Sejak Desember ini, 2022, saya kembali membaca arsip-arsip Gus Dur atau tentang Gus Dur, salah satunya yang ditayangkan kembali di gusdur.net. Di sana saya menemukan wawancara Gus Dur dengan majalah sastra, Horison, September 1984, atau 3 bulan sebelum Muktamar NU di Pesantren Sukorejo-Situbondo, Jawa Timur, Desember 1984. Wartawan yang mewawancarainya bernama Hardi, yang juga seorang pelukis.

Wawancara amat panjang ini dikasih judul “Sastra Islam dan Penyempitan Ilmu Islam” ini serius sekali.
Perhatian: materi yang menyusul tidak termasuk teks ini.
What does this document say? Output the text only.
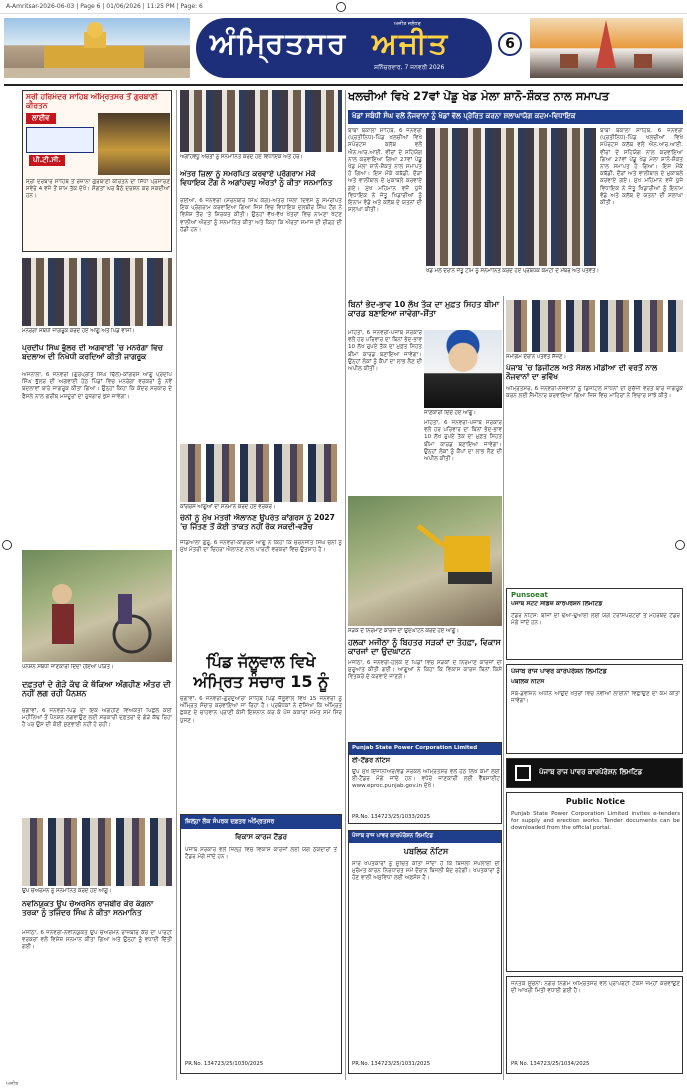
A-Amritsar-2026-06-03 | Page 6 | 01/06/2026 | 11:25 PM | Page: 6
ਅੰਮ੍ਰਿਤਸਰ ਅਜੀਤ
ਅਜੀਤ ਜਲੰਧਰ
ਸ਼ਨਿੱਚਰਵਾਰ, 7 ਜਨਵਰੀ 2026
6
ਸ੍ਰੀ ਹਰਿਮੰਦਰ ਸਾਹਿਬ ਅੰਮ੍ਰਿਤਸਰ ਤੋਂ ਗੁਰਬਾਣੀ ਕੀਰਤਨ
ਲਾਈਵ
ਪੀ.ਟੀ.ਸੀ.
ਸ੍ਰੀ ਦਰਬਾਰ ਸਾਹਿਬ ਤੋਂ ਰੋਜ਼ਾਨਾ ਗੁਰਬਾਣੀ ਕੀਰਤਨ ਦਾ ਸਿੱਧਾ ਪ੍ਰਸਾਰਣ ਸਵੇਰੇ 4 ਵਜੇ ਤੋਂ ਸ਼ਾਮ ਤੱਕ ਦੇਖੋ। ਸੰਗਤਾਂ ਘਰ ਬੈਠੇ ਦਰਸ਼ਨ ਕਰ ਸਕਦੀਆਂ ਹਨ।
ਮਨਰੇਗਾ ਸਬੰਧੀ ਜਾਗਰੂਕ ਕਰਦੇ ਹੋਏ ਆਗੂ ਅਤੇ ਪਿੰਡ ਵਾਸੀ।
ਪ੍ਰਦੀਪ ਸਿੰਘ ਭੁੱਲਰ ਦੀ ਅਗਵਾਈ 'ਚ ਮਨਰੇਗਾ ਵਿਚ ਬਦਲਾਅ ਦੀ ਨਿਖੇਧੀ ਕਰਦਿਆਂ ਕੀਤੀ ਜਾਗਰੂਕ
ਅਜਨਾਲਾ, 6 ਜਨਵਰੀ (ਗੁਰਪ੍ਰੀਤ ਸਿੰਘ ਢਿੱਲੋਂ)-ਕਾਂਗਰਸ ਆਗੂ ਪ੍ਰਦੀਪ ਸਿੰਘ ਭੁੱਲਰ ਦੀ ਅਗਵਾਈ ਹੇਠ ਪਿੰਡਾਂ ਵਿਚ ਮਨਰੇਗਾ ਵਰਕਰਾਂ ਨੂੰ ਨਵੇਂ ਬਦਲਾਵਾਂ ਬਾਰੇ ਜਾਗਰੂਕ ਕੀਤਾ ਗਿਆ। ਉਨ੍ਹਾਂ ਕਿਹਾ ਕਿ ਕੇਂਦਰ ਸਰਕਾਰ ਦੇ ਫੈਸਲੇ ਨਾਲ ਗਰੀਬ ਮਜ਼ਦੂਰਾਂ ਦਾ ਰੁਜ਼ਗਾਰ ਖੁੱਸ ਜਾਵੇਗਾ।
ਪੈਨਸ਼ਨ ਸਬੰਧੀ ਜਾਣਕਾਰੀ ਦਿੰਦਾ ਹੋਇਆ ਪੀੜਤ।
ਦਫ਼ਤਰਾਂ ਦੇ ਗੇੜੇ ਕੱਢ ਕੇ ਥੱਕਿਆ ਅੰਗਹੀਣ ਅੰਤਰ ਦੀ ਨਹੀਂ ਲਗ ਰਹੀ ਪੈਨਸ਼ਨ
ਚੋਗਾਵਾਂ, 6 ਜਨਵਰੀ-ਪਿੰਡ ਦਾ ਇਕ ਅੰਗਹੀਣ ਵਿਅਕਤੀ ਪਿਛਲੇ ਕਈ ਮਹੀਨਿਆਂ ਤੋਂ ਪੈਨਸ਼ਨ ਲਗਵਾਉਣ ਲਈ ਸਰਕਾਰੀ ਦਫ਼ਤਰਾਂ ਦੇ ਗੇੜੇ ਕੱਢ ਰਿਹਾ ਹੈ ਪਰ ਉਸ ਦੀ ਕੋਈ ਸੁਣਵਾਈ ਨਹੀਂ ਹੋ ਰਹੀ।
ਉਪ ਚੇਅਰਮੈਨ ਨੂੰ ਸਨਮਾਨਿਤ ਕਰਦੇ ਹੋਏ ਆਗੂ।
ਨਵਨਿਯੁਕਤ ਉਪ ਚੇਅਰਮੈਨ ਰਾਜਬੀਰ ਕੌਰ ਕੰਗਨਾ ਤਰਕਾ ਨੂੰ ਤਜਿੰਦਰ ਸਿੰਘ ਨੇ ਕੀਤਾ ਸਨਮਾਨਿਤ
ਮਜੀਠਾ, 6 ਜਨਵਰੀ-ਨਵਨਿਯੁਕਤ ਉਪ ਚੇਅਰਮੈਨ ਰਾਜਬੀਰ ਕੌਰ ਦਾ ਪਾਰਟੀ ਵਰਕਰਾਂ ਵਲੋਂ ਵਿਸ਼ੇਸ਼ ਸਨਮਾਨ ਕੀਤਾ ਗਿਆ ਅਤੇ ਉਨ੍ਹਾਂ ਨੂੰ ਵਧਾਈ ਦਿੱਤੀ ਗਈ।
ਅਗਾਂਹਵਧੂ ਔਰਤਾਂ ਨੂੰ ਸਨਮਾਨਿਤ ਕਰਦੇ ਹੋਏ ਵਿਧਾਇਕ ਅਤੇ ਹੋਰ।
ਅੰਤਰ ਜ਼ਿਲਾ ਨੂੰ ਸਮਰਪਿਤ ਕਰਵਾਏ ਪ੍ਰੋਗਰਾਮ ਮੌਕੇ ਵਿਧਾਇਕ ਟੌਂਗ ਨੇ ਅਗਾਂਹਵਧੂ ਔਰਤਾਂ ਨੂੰ ਕੀਤਾ ਸਨਮਾਨਿਤ
ਰਈਆ, 6 ਜਨਵਰੀ (ਸ਼ਰਨਬੀਰ ਸਿੰਘ ਕੰਗ)-ਅੰਤਰ ਜ਼ਿਲਾ ਦਿਵਸ ਨੂੰ ਸਮਰਪਿਤ ਇਕ ਪ੍ਰੋਗਰਾਮ ਕਰਵਾਇਆ ਗਿਆ ਜਿਸ ਵਿਚ ਵਿਧਾਇਕ ਦਲਬੀਰ ਸਿੰਘ ਟੌਂਗ ਨੇ ਵਿਸ਼ੇਸ਼ ਤੌਰ 'ਤੇ ਸ਼ਿਰਕਤ ਕੀਤੀ। ਉਨ੍ਹਾਂ ਵੱਖ-ਵੱਖ ਖੇਤਰਾਂ ਵਿਚ ਨਾਮਣਾ ਖੱਟਣ ਵਾਲੀਆਂ ਔਰਤਾਂ ਨੂੰ ਸਨਮਾਨਿਤ ਕੀਤਾ ਅਤੇ ਕਿਹਾ ਕਿ ਔਰਤਾਂ ਸਮਾਜ ਦੀ ਰੀੜ੍ਹ ਦੀ ਹੱਡੀ ਹਨ।
ਕਾਂਗਰਸ ਆਗੂਆਂ ਦਾ ਸਨਮਾਨ ਕਰਦੇ ਹੋਏ ਵਰਕਰ।
ਚੰਨੀ ਨੂੰ ਮੁੱਖ ਮੰਤਰੀ ਐਲਾਨਣ ਉਪਰੰਤ ਕਾਂਗਰਸ ਨੂੰ 2027 'ਚ ਜਿੱਤਣ ਤੋਂ ਕੋਈ ਤਾਕਤ ਨਹੀਂ ਰੋਕ ਸਕਦੀ-ਵੜੈਚ
ਜੰਡਿਆਲਾ ਗੁਰੂ, 6 ਜਨਵਰੀ-ਕਾਂਗਰਸ ਆਗੂ ਨੇ ਕਿਹਾ ਕਿ ਚਰਨਜੀਤ ਸਿੰਘ ਚੰਨੀ ਨੂੰ ਮੁੱਖ ਮੰਤਰੀ ਦਾ ਚਿਹਰਾ ਐਲਾਨਣ ਨਾਲ ਪਾਰਟੀ ਵਰਕਰਾਂ ਵਿਚ ਉਤਸ਼ਾਹ ਹੈ।
ਪਿੰਡ ਜੱਲੂਵਾਲ ਵਿਖੇ ਅੰਮ੍ਰਿਤ ਸੰਚਾਰ 15 ਨੂੰ
ਚੋਗਾਵਾਂ, 6 ਜਨਵਰੀ-ਗੁਰਦੁਆਰਾ ਸਾਹਿਬ ਪਿੰਡ ਜੱਲੂਵਾਲ ਵਿਖੇ 15 ਜਨਵਰੀ ਨੂੰ ਅੰਮ੍ਰਿਤ ਸੰਚਾਰ ਕਰਵਾਇਆ ਜਾ ਰਿਹਾ ਹੈ। ਪ੍ਰਬੰਧਕਾਂ ਨੇ ਦੱਸਿਆ ਕਿ ਅੰਮ੍ਰਿਤ ਛਕਣ ਦੇ ਚਾਹਵਾਨ ਪ੍ਰਾਣੀ ਕੇਸੀ ਇਸ਼ਨਾਨ ਕਰ ਕੇ ਪੰਜ ਕਕਾਰਾਂ ਸਮੇਤ ਸਮੇਂ ਸਿਰ ਪੁੱਜਣ।
ਜ਼ਿਲ੍ਹਾ ਲੋਕ ਸੰਪਰਕ ਦਫ਼ਤਰ ਅੰਮ੍ਰਿਤਸਰ
ਵਿਕਾਸ ਕਾਰਜ ਟੈਂਡਰ
ਪੰਜਾਬ ਸਰਕਾਰ ਵਲੋਂ ਜ਼ਿਲ੍ਹੇ ਵਿਚ ਵਿਕਾਸ ਕਾਰਜਾਂ ਲਈ ਯੋਗ ਠੇਕੇਦਾਰਾਂ ਤੋਂ ਟੈਂਡਰ ਮੰਗੇ ਜਾਂਦੇ ਹਨ।
PR.No. 134723/25/1030/2025
ਖਲਚੀਆਂ ਵਿਖੇ 27ਵਾਂ ਪੇਂਡੂ ਖੇਡ ਮੇਲਾ ਸ਼ਾਨੋ-ਸ਼ੌਕਤ ਨਾਲ ਸਮਾਪਤ
ਖੇਡਾਂ ਸਬੰਧੀ ਸੰਘ ਵਲੋਂ ਨੌਜਵਾਨਾਂ ਨੂੰ ਖੇਡਾਂ ਵੱਲ ਪ੍ਰੇਰਿਤ ਕਰਨਾ ਸ਼ਲਾਘਾਯੋਗ ਕਦਮ-ਵਿਧਾਇਕ
ਬਾਬਾ ਬਕਾਲਾ ਸਾਹਿਬ, 6 ਜਨਵਰੀ (ਪ੍ਰਤੀਨਿਧ)-ਪਿੰਡ ਖਲਚੀਆਂ ਵਿਖੇ ਸਪੋਰਟਸ ਕਲੱਬ ਵਲੋਂ ਐਨ.ਆਰ.ਆਈ. ਵੀਰਾਂ ਦੇ ਸਹਿਯੋਗ ਨਾਲ ਕਰਵਾਇਆ ਗਿਆ 27ਵਾਂ ਪੇਂਡੂ ਖੇਡ ਮੇਲਾ ਸ਼ਾਨੋ-ਸ਼ੌਕਤ ਨਾਲ ਸਮਾਪਤ ਹੋ ਗਿਆ। ਇਸ ਮੌਕੇ ਕਬੱਡੀ, ਦੌੜਾਂ ਅਤੇ ਵਾਲੀਬਾਲ ਦੇ ਮੁਕਾਬਲੇ ਕਰਵਾਏ ਗਏ। ਮੁੱਖ ਮਹਿਮਾਨ ਵਜੋਂ ਪੁੱਜੇ ਵਿਧਾਇਕ ਨੇ ਜੇਤੂ ਖਿਡਾਰੀਆਂ ਨੂੰ ਇਨਾਮ ਵੰਡੇ ਅਤੇ ਕਲੱਬ ਦੇ ਯਤਨਾਂ ਦੀ ਸ਼ਲਾਘਾ ਕੀਤੀ।
ਖੇਡ ਮੇਲੇ ਦੌਰਾਨ ਜੇਤੂ ਟੀਮ ਨੂੰ ਸਨਮਾਨਿਤ ਕਰਦੇ ਹੋਏ ਪ੍ਰਬੰਧਕ ਕਮੇਟੀ ਦੇ ਮੈਂਬਰ ਅਤੇ ਪਤਵੰਤੇ।
ਬਾਬਾ ਬਕਾਲਾ ਸਾਹਿਬ, 6 ਜਨਵਰੀ (ਪ੍ਰਤੀਨਿਧ)-ਪਿੰਡ ਖਲਚੀਆਂ ਵਿਖੇ ਸਪੋਰਟਸ ਕਲੱਬ ਵਲੋਂ ਐਨ.ਆਰ.ਆਈ. ਵੀਰਾਂ ਦੇ ਸਹਿਯੋਗ ਨਾਲ ਕਰਵਾਇਆ ਗਿਆ 27ਵਾਂ ਪੇਂਡੂ ਖੇਡ ਮੇਲਾ ਸ਼ਾਨੋ-ਸ਼ੌਕਤ ਨਾਲ ਸਮਾਪਤ ਹੋ ਗਿਆ। ਇਸ ਮੌਕੇ ਕਬੱਡੀ, ਦੌੜਾਂ ਅਤੇ ਵਾਲੀਬਾਲ ਦੇ ਮੁਕਾਬਲੇ ਕਰਵਾਏ ਗਏ। ਮੁੱਖ ਮਹਿਮਾਨ ਵਜੋਂ ਪੁੱਜੇ ਵਿਧਾਇਕ ਨੇ ਜੇਤੂ ਖਿਡਾਰੀਆਂ ਨੂੰ ਇਨਾਮ ਵੰਡੇ ਅਤੇ ਕਲੱਬ ਦੇ ਯਤਨਾਂ ਦੀ ਸ਼ਲਾਘਾ ਕੀਤੀ।
ਬਿਨਾਂ ਭੇਦ-ਭਾਵ 10 ਲੱਖ ਤੱਕ ਦਾ ਮੁਫ਼ਤ ਸਿਹਤ ਬੀਮਾ ਕਾਰਡ ਬਣਾਇਆ ਜਾਵੇਗਾ-ਸ਼ੌਂਤਾ
ਮਹਿਤਾ, 6 ਜਨਵਰੀ-ਪੰਜਾਬ ਸਰਕਾਰ ਵਲੋਂ ਹਰ ਪਰਿਵਾਰ ਦਾ ਬਿਨਾਂ ਭੇਦ-ਭਾਵ 10 ਲੱਖ ਰੁਪਏ ਤੱਕ ਦਾ ਮੁਫ਼ਤ ਸਿਹਤ ਬੀਮਾ ਕਾਰਡ ਬਣਾਇਆ ਜਾਵੇਗਾ। ਉਨ੍ਹਾਂ ਲੋਕਾਂ ਨੂੰ ਕੈਂਪਾਂ ਦਾ ਲਾਭ ਲੈਣ ਦੀ ਅਪੀਲ ਕੀਤੀ।
ਜਾਣਕਾਰੀ ਦਿੰਦੇ ਹੋਏ ਆਗੂ।
ਮਹਿਤਾ, 6 ਜਨਵਰੀ-ਪੰਜਾਬ ਸਰਕਾਰ ਵਲੋਂ ਹਰ ਪਰਿਵਾਰ ਦਾ ਬਿਨਾਂ ਭੇਦ-ਭਾਵ 10 ਲੱਖ ਰੁਪਏ ਤੱਕ ਦਾ ਮੁਫ਼ਤ ਸਿਹਤ ਬੀਮਾ ਕਾਰਡ ਬਣਾਇਆ ਜਾਵੇਗਾ। ਉਨ੍ਹਾਂ ਲੋਕਾਂ ਨੂੰ ਕੈਂਪਾਂ ਦਾ ਲਾਭ ਲੈਣ ਦੀ ਅਪੀਲ ਕੀਤੀ।
ਸੜਕ ਦੇ ਨਿਰਮਾਣ ਕਾਰਜ ਦਾ ਉਦਘਾਟਨ ਕਰਦੇ ਹੋਏ ਆਗੂ।
ਹਲਕਾ ਮਜੀਠਾ ਨੂੰ ਬਿਹਤਰ ਸੜਕਾਂ ਦਾ ਤੋਹਫ਼ਾ, ਵਿਕਾਸ ਕਾਰਜਾਂ ਦਾ ਉਦਘਾਟਨ
ਮਜੀਠਾ, 6 ਜਨਵਰੀ-ਹਲਕੇ ਦੇ ਪਿੰਡਾਂ ਵਿਚ ਸੜਕਾਂ ਦੇ ਨਿਰਮਾਣ ਕਾਰਜਾਂ ਦੀ ਸ਼ੁਰੂਆਤ ਕੀਤੀ ਗਈ। ਆਗੂਆਂ ਨੇ ਕਿਹਾ ਕਿ ਵਿਕਾਸ ਕਾਰਜ ਬਿਨਾਂ ਕਿਸੇ ਵਿਤਕਰੇ ਦੇ ਕਰਵਾਏ ਜਾਣਗੇ।
Punjab State Power Corporation Limited
ਈ-ਟੈਂਡਰ ਨੋਟਿਸ
ਉਪ ਮੁੱਖ ਇੰਜੀਨੀਅਰ/ਵੰਡ ਸਰਕਲ ਅੰਮ੍ਰਿਤਸਰ ਵਲੋਂ ਹੇਠ ਲਿਖੇ ਕੰਮਾਂ ਲਈ ਈ-ਟੈਂਡਰ ਮੰਗੇ ਜਾਂਦੇ ਹਨ। ਵਧੇਰੇ ਜਾਣਕਾਰੀ ਲਈ ਵੈੱਬਸਾਈਟ www.eproc.punjab.gov.in ਦੇਖੋ।
PR.No. 134723/25/1033/2025
ਪੰਜਾਬ ਰਾਜ ਪਾਵਰ ਕਾਰਪੋਰੇਸ਼ਨ ਲਿਮਟਿਡ
ਪਬਲਿਕ ਨੋਟਿਸ
ਸਾਰੇ ਖਪਤਕਾਰਾਂ ਨੂੰ ਸੂਚਿਤ ਕੀਤਾ ਜਾਂਦਾ ਹੈ ਕਿ ਬਿਜਲੀ ਸਪਲਾਈ ਦੀ ਮੁਰੰਮਤ ਕਾਰਨ ਨਿਰਧਾਰਤ ਸਮੇਂ ਦੌਰਾਨ ਬਿਜਲੀ ਬੰਦ ਰਹੇਗੀ। ਖਪਤਕਾਰਾਂ ਨੂੰ ਹੋਣ ਵਾਲੀ ਅਸੁਵਿਧਾ ਲਈ ਅਫ਼ਸੋਸ ਹੈ।
PR.No. 134723/25/1031/2025
ਸਮਾਗਮ ਦੌਰਾਨ ਪਤਵੰਤੇ ਸੱਜਣ।
ਪੰਜਾਬ 'ਚ ਡਿਜੀਟਲ ਅਤੇ ਸੋਸ਼ਲ ਮੀਡੀਆ ਦੀ ਵਰਤੋਂ ਨਾਲ ਨੌਜਵਾਨਾਂ ਦਾ ਭਵਿੱਖ
ਅੰਮ੍ਰਿਤਸਰ, 6 ਜਨਵਰੀ-ਨੌਜਵਾਨਾਂ ਨੂੰ ਡਿਜੀਟਲ ਸਾਧਨਾਂ ਦੀ ਸੁਚੱਜੀ ਵਰਤੋਂ ਬਾਰੇ ਜਾਗਰੂਕ ਕਰਨ ਲਈ ਸੈਮੀਨਾਰ ਕਰਵਾਇਆ ਗਿਆ ਜਿਸ ਵਿਚ ਮਾਹਿਰਾਂ ਨੇ ਵਿਚਾਰ ਸਾਂਝੇ ਕੀਤੇ।
Punsoeat
ਪੰਜਾਬ ਸਟੇਟ ਸੀਡਜ਼ ਕਾਰਪੋਰੇਸ਼ਨ ਲਿਮਟਿਡ
ਟੈਂਡਰ ਨੋਟਿਸ: ਬੀਜਾਂ ਦੀ ਢੋਆ-ਢੁਆਈ ਲਈ ਯੋਗ ਟਰਾਂਸਪੋਰਟਰਾਂ ਤੋਂ ਮੋਹਰਬੰਦ ਟੈਂਡਰ ਮੰਗੇ ਜਾਂਦੇ ਹਨ।
ਪੰਜਾਬ ਰਾਜ ਪਾਵਰ ਕਾਰਪੋਰੇਸ਼ਨ ਲਿਮਟਿਡ
ਪਬਲਿਕ ਨੋਟਿਸ
ਸਬ-ਡਵੀਜ਼ਨ ਅਧੀਨ ਆਉਂਦੇ ਖੇਤਰਾਂ ਵਿਚ ਨਵੀਆਂ ਲਾਈਨਾਂ ਵਿਛਾਉਣ ਦਾ ਕੰਮ ਕੀਤਾ ਜਾਵੇਗਾ।
ਪੰਜਾਬ ਰਾਜ ਪਾਵਰ ਕਾਰਪੋਰੇਸ਼ਨ ਲਿਮਟਿਡ
Public Notice
Punjab State Power Corporation Limited invites e-tenders for supply and erection works. Tender documents can be downloaded from the official portal.
ਜਨਤਕ ਸੂਚਨਾ: ਨਗਰ ਨਿਗਮ ਅੰਮ੍ਰਿਤਸਰ ਵਲੋਂ ਪ੍ਰਾਪਰਟੀ ਟੈਕਸ ਜਮ੍ਹਾਂ ਕਰਵਾਉਣ ਦੀ ਆਖਰੀ ਮਿਤੀ ਵਧਾਈ ਗਈ ਹੈ।
PR No. 134723/25/1034/2025
ਅਜੀਤ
Hampir tidak saya temukan jawaban-jawaban “sedapatnya” atau “slengean” khas Gus Dur seperti wawancara-wawancara di majalah Tempo, Monitor, atau Editor. Yang diceritakan Gus Dur di sana adalah filsafat Yunani, sejarah ulama, sastra Arab, penafsiran Al-Qur’an, Baghdad, Iran, India, dan tema-tema yang wajarnya ada di kelas-kelas kajian Islam. Namun, saya menemukan unsur humor yang kuat di bagian akhir wawancara. Gus Dur melontarkan dua kata yang jika dikatakan oleh ulama pasti bermakna sesuatu yang menyeleweng, bengkok, atau salah. Apa dua kata itu?

Baca juga:  Psikologi Agama (4): Islamisasi Psikologi dan Tantangannya

“Kembelingan” dan “kebandelan”. Gus Dur memposisikan diri sebagai orang yang menjalankan tugas orang “mbeling” dan “bandel”. Ini “humor sekali”. Bayangkan, orang yang digadang-gadang 3 bulan lagi menjadi ketua umum organisasi ulama (wawacara ini diterbitkan September 1984, sementara muktamar NU, Desember 1984), tidak ragu mengatakan punya tugas membuat “kenakalan-kenakalan”. Itu dikatakan dengan lugas, tanpa “jaim”, tanpa memperhitungkan kewibawaannya sebagai ulama muda.

Dua kata itu dilontarkan, dalam konteks kedudukannya di Dewan Kesenian Jakarta. Kalimat Gus Dur begini:

“….sebagai orang yang berkecimpung dalam ilmu agama dan kebetulan menyinggung bidang lain, bidang pemikiran budaya secara umum, maka tugas saya itu mempertahankan kembelingan dan kebandelan terhadap interogasi dan penghakiman dari establisment agama.”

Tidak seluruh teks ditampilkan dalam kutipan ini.